You try figure, arrange, classify
like you could capture events
make the connections
a 3 ring circus & you the master of ceremonies

you pull out the plastic
“Customer Service.  This is Angie
Can I help you?”

My favorite color is beige
My favorite turtle is soup
She talks math, loves algebraic expressions
Substitute zero for x & solve for y

It’s the economy, stupid
your credit is stretched

What pain that attachment brings!
another force inside
speaking thru you  
using your voice            

locked  sick  feet  speed
pray  read  frog  stop

you want to go away & not care

It’s the passion I feel
what she engenders
causes me such loss

What I feel for you
What you produce
a boost into the air
no forwarding address

bee  gift  crowd  stew 
owl  boy  involve
skid  flip  call  crash

Won’t somebody make contact?
the ice is closing in
I’ve broken to new depths!

short green leaf
short eye grass
shot glass
fall short
near high
go between
impossible gap

It’s hopeless
nobody likes you
you need to cut your throat

snow  fire  spoken  star
mobile  tire  goal 

Dear X:  You’ll know I’m invested
by how rigid I get.  If we met
I’d pose, tell a joke, etc. 

I’m not so much making claims
as paying off deficits

I want to see those connections
how the tree lights up
a locus of identity
something reflected back
not exactly “I want”
but “therefore”

this forgetting dust
this insistent sand
this abandon

these babies born every day
in every city
proliferating what?

new shoes

that’s exactly what I want:
to keep walking

1. In this poem the "pronouns," as you call them, switch around a bit. You go from addressing a "you" to a first person stance.
Okay, can I give some of the background?  We regulate behavior by self-talk, private speech, as with commands like “be brave” or say with scolding our “self,” and there’s extensive use of self-talk in the book.  But speech is communal.  There’s not much distance from the imperative “be brave” to second person “you,” hence addressing oneself as other.  In this instance, there’s an emotional shift, right?  A sense of exasperation.

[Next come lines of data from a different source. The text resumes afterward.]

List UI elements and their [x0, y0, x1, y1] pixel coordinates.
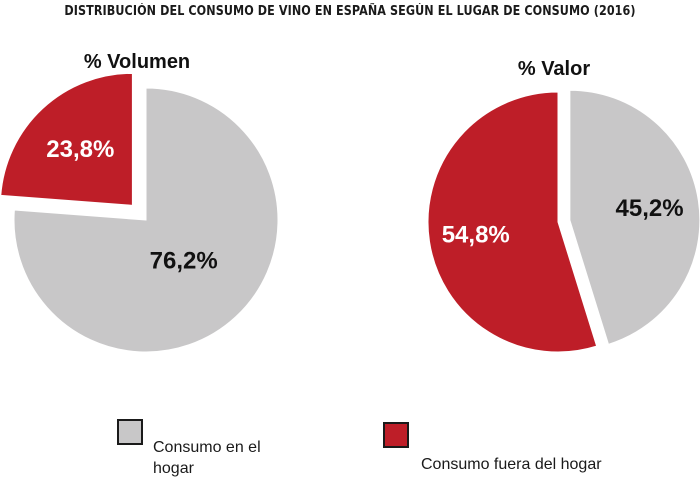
pie-volumen-slice-hogar: [13, 87, 279, 353]
pie-valor-title: % Valor: [518, 58, 590, 80]
pie-volumen: 23,8% 76,2%: [0, 72, 279, 353]
legend-item-hogar: Consumo en el hogar: [117, 419, 263, 479]
pie-volumen-slice-fuera-label: 23,8%: [46, 136, 114, 163]
legend-label-fuera: Consumo fuera del hogar: [421, 456, 602, 473]
legend-swatch-hogar: [117, 419, 143, 445]
pie-valor-slice-fuera: [427, 91, 598, 353]
pie-volumen-title: % Volumen: [84, 51, 190, 73]
pie-valor-slice-hogar-label: 45,2%: [616, 195, 684, 222]
pie-valor: 45,2% 54,8%: [427, 89, 700, 353]
legend-item-fuera: Consumo fuera del hogar: [383, 422, 641, 475]
legend-swatch-fuera: [383, 422, 409, 448]
legend-label-hogar: Consumo en el hogar: [153, 439, 261, 477]
pie-valor-slice-fuera-label: 54,8%: [442, 221, 510, 248]
pie-valor-slice-hogar: [569, 89, 700, 345]
pie-volumen-slice-fuera: [0, 72, 133, 206]
pie-volumen-slice-hogar-label: 76,2%: [150, 248, 218, 275]
chart-title: DISTRIBUCIÓN DEL CONSUMO DE VINO EN ESPA…: [64, 4, 636, 19]
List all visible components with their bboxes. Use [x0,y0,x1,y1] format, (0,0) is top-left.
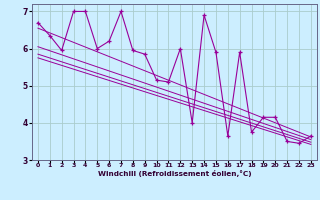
X-axis label: Windchill (Refroidissement éolien,°C): Windchill (Refroidissement éolien,°C) [98,170,251,177]
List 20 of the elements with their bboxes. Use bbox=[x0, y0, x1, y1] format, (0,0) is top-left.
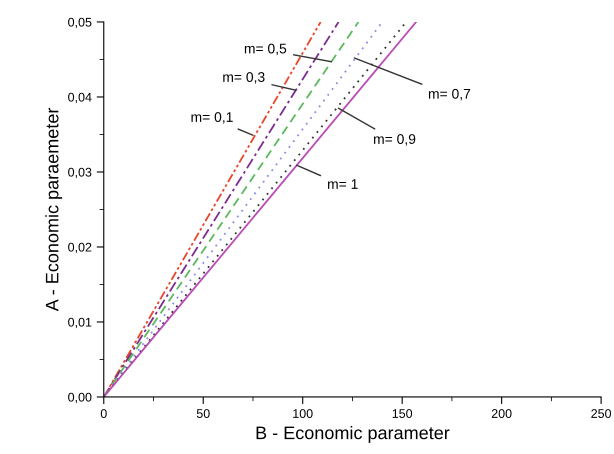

2.  In several places you simply list words: "locked   sick   feet   speed / pray   read   frog   stop," and later "Mothers / death / dharma / diapers / new shoes." This seems to me a quite original technique, and it appears throughout the book. What is it's function?
Well, there are models in Whalen and Duncan, but hey, wait a minute—you use word lists too!  Is this a trick question?  Yes, I use word lists in fairly systematic ways, mostly as a structural device  to keep the notes bouncing, up in the air.  Sometimes it’s a flat surface, sometimes like scratchy noise, sometimes for transitions, sometimes just elliptical speech.

3.  The first stanza seems to be held together, in a tightly wound manner, by rhyme, off-rhyme, and assonance.
Hopefully the sound values ring thru-out, and the rhythm, and voice.  Word lists are often knitted into the text by sound contrasts.  Sound values are key.

4. I love the sly humor: "My favorite turtle is soup," for example.
Thanks, I’m told the humor is pretty dry!  The book is about conflict, impasse, developing flexibility, transformation.  Self-deprecation—or getting distance from oneself (learned from Whalen)— was an important way to unlock from cherished thoughts.

5. The poem seems to shift focus each stanza, although remain united under a certain set of concerns: effort, attachment, loss, passing thoughts. Do you see it this way?
Yes, a trajectory gets established & you’re off to the races, one word to the next, as far as “it” takes you.  Go with the Force, Luke!  Lots of jumping about, drifting off topic, shifting perspective, feints, various forms of address, rhetorical ploys, who knows where you’ll land. Hopefully on your “feet.” That’s exactly right.

6. Anything you would like to add?
It’s physically a beautiful book, thanks to Estelle Roberge’s cover painting, and Jeff Bryan’s design.   We kept the price low so people would take a chance.